The Gospel is all too often assumed and all too often never made explicit. Chandler knew this to be true, but the reality of it became clear when he began hearing over and over testimonies from the baptismal waters of people who grew up in church, walked away, and came back. For some reason, the church assumes that people come Sunday morning and they get the Gospel and thus the need to revisit the Gospel is nonexistent. When that happens sometimes the Gospel is confused with morality and then people "try to transform their own lives," Chandler said.

He read from Colossians 1, starting with verse 13, and explained how Scripture teaches that the Gospel is not about people fixing themselves, but about how "Jesus absorbs God's wrath" toward sinners and saves all those who have faith in Him. God is a holy God and man is not. The very fact that "your righteousness is viewed as wickedness should rattle you," Chandler said. Sin "exposes our deep need for someone to rescue us." That someone is Jesus Christ and those who hear and respond to this truth are saved. That is not "old revivalism," Chandler said. That is the Gospel. Rather, the Gospel on the ground, as Chandler called it.

Chandler went on to give a second way to understand the Gospel, and that is called the meta narrative, or the Gospel from the air. The meta narrative is seen throughout Scripture as creation, fall, redemption and consummation. God creates everything good and everything in creation is meant to stir in human hearts affection for Him. Sin "fractures" this and humans "prefer creation over the Creator," Chandler said. While Jesus Christ is saving individuals, He "has a saving work he's doing globally visibly and invisibly."

Chandler cautioned against only teaching the Gospel on the ground, or only teaching the Gospel from the air. Chandler's exhortation: Teach both, embrace both and live in the tensions.

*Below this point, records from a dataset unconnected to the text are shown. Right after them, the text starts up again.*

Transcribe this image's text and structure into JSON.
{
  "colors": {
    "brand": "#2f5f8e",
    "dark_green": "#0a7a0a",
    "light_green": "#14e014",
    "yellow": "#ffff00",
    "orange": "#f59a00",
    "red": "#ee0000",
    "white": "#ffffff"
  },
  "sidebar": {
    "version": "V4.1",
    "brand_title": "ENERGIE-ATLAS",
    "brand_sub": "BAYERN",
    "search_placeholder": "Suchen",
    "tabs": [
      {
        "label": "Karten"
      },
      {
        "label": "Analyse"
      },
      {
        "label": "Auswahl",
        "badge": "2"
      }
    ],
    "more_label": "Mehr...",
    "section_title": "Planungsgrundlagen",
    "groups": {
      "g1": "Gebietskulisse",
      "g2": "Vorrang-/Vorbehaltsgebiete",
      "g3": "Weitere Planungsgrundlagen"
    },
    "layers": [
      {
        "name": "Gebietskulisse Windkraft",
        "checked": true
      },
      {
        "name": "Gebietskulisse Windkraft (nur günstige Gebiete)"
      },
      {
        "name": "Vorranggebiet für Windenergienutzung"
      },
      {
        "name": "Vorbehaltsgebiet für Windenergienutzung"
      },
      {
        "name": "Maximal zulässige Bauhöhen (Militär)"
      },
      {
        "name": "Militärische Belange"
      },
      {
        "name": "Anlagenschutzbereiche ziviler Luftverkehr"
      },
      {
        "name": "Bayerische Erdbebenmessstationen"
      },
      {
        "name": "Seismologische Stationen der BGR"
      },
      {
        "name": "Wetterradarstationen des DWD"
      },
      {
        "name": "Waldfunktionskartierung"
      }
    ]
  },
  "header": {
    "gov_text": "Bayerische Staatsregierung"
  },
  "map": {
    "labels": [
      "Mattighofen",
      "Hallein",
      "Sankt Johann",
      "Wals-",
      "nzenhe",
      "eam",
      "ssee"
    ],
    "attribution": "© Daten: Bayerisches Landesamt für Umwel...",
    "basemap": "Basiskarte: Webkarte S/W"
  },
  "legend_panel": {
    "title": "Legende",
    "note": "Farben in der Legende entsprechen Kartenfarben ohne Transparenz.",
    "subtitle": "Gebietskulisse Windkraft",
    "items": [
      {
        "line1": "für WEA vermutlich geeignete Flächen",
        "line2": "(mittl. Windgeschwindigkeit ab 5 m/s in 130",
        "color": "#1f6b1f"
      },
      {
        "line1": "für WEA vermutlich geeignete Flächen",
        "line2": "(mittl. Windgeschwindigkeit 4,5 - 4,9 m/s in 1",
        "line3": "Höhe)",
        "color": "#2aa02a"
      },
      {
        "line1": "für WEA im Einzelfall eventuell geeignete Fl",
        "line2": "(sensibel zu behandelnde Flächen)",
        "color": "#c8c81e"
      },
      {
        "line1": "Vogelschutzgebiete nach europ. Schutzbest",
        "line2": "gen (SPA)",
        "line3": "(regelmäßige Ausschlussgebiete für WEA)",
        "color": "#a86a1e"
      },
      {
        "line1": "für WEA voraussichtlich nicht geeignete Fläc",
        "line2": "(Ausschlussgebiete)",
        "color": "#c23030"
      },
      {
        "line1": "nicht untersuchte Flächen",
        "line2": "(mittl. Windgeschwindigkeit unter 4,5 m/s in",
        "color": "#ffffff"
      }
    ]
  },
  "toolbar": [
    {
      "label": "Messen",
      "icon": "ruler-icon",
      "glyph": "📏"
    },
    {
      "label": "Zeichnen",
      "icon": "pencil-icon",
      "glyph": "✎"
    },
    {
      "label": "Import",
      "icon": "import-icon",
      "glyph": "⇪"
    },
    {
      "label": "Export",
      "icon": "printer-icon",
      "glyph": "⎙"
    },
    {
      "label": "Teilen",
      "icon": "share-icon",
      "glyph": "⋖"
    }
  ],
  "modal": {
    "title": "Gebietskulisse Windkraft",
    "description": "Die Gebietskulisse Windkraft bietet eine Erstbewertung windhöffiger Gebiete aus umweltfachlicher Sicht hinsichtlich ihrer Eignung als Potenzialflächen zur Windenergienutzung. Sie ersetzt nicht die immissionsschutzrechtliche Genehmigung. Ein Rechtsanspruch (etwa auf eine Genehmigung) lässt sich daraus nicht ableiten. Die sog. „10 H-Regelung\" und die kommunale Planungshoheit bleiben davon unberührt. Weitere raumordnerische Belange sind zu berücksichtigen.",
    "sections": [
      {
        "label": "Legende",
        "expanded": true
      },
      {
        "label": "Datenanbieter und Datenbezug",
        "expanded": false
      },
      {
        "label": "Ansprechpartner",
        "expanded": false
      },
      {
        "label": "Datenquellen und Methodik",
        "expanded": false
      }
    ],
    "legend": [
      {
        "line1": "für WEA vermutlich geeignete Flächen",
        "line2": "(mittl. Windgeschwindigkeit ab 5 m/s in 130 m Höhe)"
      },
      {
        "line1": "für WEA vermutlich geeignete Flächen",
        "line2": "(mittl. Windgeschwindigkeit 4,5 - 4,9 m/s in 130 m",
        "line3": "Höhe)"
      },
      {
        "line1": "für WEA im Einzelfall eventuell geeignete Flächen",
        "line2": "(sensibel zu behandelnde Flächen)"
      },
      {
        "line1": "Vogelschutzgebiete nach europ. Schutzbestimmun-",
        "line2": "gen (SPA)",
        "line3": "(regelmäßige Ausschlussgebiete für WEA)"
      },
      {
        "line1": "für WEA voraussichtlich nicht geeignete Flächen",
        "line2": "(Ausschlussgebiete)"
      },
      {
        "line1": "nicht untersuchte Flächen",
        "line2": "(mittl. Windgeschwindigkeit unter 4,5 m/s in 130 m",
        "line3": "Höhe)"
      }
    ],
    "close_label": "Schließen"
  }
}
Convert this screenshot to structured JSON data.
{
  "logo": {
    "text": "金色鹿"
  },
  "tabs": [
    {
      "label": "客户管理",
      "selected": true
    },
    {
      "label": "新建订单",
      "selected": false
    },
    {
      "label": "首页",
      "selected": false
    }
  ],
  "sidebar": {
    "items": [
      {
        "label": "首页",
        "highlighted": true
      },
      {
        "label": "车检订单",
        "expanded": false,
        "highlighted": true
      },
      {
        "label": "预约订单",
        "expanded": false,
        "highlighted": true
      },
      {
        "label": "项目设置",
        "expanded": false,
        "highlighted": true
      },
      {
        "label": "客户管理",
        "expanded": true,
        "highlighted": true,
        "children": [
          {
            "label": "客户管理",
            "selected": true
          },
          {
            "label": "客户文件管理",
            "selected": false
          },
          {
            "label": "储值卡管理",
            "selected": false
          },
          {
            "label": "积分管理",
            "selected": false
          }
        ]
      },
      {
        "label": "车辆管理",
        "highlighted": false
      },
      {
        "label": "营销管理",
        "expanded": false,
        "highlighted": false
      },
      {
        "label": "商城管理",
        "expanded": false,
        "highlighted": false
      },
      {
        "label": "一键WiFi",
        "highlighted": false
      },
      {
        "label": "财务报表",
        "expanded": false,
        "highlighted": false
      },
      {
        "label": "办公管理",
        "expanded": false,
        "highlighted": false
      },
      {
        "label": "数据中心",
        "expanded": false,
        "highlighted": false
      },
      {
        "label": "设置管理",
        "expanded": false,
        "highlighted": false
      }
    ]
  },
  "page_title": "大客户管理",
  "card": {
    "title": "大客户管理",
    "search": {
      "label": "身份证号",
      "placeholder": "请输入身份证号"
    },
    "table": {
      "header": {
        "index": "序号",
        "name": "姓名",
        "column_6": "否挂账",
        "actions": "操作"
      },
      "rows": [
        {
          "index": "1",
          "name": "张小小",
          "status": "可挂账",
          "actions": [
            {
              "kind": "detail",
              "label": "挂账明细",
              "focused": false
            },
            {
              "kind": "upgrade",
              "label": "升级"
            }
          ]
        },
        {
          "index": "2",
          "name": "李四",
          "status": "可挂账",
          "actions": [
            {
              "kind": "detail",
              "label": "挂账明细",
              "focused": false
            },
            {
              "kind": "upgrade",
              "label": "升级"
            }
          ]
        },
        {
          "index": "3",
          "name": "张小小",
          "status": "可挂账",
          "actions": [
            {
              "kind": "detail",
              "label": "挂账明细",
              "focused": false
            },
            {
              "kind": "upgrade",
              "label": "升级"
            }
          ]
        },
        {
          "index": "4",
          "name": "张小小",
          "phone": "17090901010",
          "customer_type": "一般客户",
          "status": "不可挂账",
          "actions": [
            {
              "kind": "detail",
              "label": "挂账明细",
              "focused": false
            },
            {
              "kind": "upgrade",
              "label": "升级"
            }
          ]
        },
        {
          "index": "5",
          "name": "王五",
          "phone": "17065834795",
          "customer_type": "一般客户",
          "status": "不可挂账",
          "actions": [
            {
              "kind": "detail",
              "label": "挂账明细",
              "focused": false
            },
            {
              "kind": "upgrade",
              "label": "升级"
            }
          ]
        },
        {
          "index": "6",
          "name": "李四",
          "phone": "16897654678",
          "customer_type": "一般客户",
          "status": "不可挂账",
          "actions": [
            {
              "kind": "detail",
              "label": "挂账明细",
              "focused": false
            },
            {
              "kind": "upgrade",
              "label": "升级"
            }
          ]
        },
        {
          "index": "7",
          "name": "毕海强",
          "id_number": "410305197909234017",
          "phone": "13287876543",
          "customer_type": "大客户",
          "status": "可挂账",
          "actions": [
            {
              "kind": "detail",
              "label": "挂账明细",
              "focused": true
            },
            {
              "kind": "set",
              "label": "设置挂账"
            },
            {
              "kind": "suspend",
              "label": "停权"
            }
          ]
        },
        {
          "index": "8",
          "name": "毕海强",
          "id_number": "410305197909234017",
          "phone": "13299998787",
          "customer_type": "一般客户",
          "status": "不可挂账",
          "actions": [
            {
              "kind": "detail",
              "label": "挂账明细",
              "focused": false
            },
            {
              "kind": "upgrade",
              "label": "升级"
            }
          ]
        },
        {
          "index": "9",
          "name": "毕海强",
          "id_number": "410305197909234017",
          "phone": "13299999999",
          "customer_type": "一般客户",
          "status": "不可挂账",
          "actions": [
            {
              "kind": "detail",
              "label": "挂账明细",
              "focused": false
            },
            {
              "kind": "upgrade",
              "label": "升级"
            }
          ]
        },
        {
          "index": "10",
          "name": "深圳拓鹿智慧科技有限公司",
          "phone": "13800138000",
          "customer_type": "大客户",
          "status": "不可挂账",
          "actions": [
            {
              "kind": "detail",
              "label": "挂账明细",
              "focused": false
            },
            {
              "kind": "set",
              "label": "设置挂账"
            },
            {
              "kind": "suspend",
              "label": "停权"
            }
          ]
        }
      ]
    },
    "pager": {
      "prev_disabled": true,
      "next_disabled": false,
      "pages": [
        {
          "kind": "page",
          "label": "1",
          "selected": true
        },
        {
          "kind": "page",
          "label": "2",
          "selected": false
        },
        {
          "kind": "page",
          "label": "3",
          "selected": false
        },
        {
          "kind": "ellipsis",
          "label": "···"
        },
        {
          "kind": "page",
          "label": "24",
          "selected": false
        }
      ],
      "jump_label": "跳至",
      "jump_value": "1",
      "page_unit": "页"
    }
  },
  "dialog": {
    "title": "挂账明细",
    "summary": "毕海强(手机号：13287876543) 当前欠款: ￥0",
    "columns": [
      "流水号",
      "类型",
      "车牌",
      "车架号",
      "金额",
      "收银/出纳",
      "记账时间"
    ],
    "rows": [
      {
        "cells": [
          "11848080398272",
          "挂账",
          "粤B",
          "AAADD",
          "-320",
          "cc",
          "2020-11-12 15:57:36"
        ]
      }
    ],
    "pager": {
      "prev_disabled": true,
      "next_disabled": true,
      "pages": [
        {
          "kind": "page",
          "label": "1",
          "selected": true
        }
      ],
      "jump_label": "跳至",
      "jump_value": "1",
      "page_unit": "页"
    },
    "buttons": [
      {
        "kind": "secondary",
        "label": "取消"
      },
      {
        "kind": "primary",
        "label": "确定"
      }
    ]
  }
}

Remembering his audience, Chandler asked students to "pick a church that loves the Gospel" and to "preach and teach the Gospel well. Make the Gospel explicit." To do that, the cross and the "blood spattered agony of Jesus Christ" must never be far from a believer's heart.

"Spend your life understanding it and proclaiming it to the world around you," Chandler said. For this is the very thing a dying man told students he would "spend the rest of my life doing."

Chandler does not know how many days he has to spend proclaiming the Gospel, and his proclamation of the Gospel may not always come in the form of a sermon. His very life is on display as a testimony to the Gospel. When he appeared on a video before hundreds of students and spoke of his love for God and trust in God, even in what may be the shadow of death, Matt Chandler showed that by God's grace he will suffer well.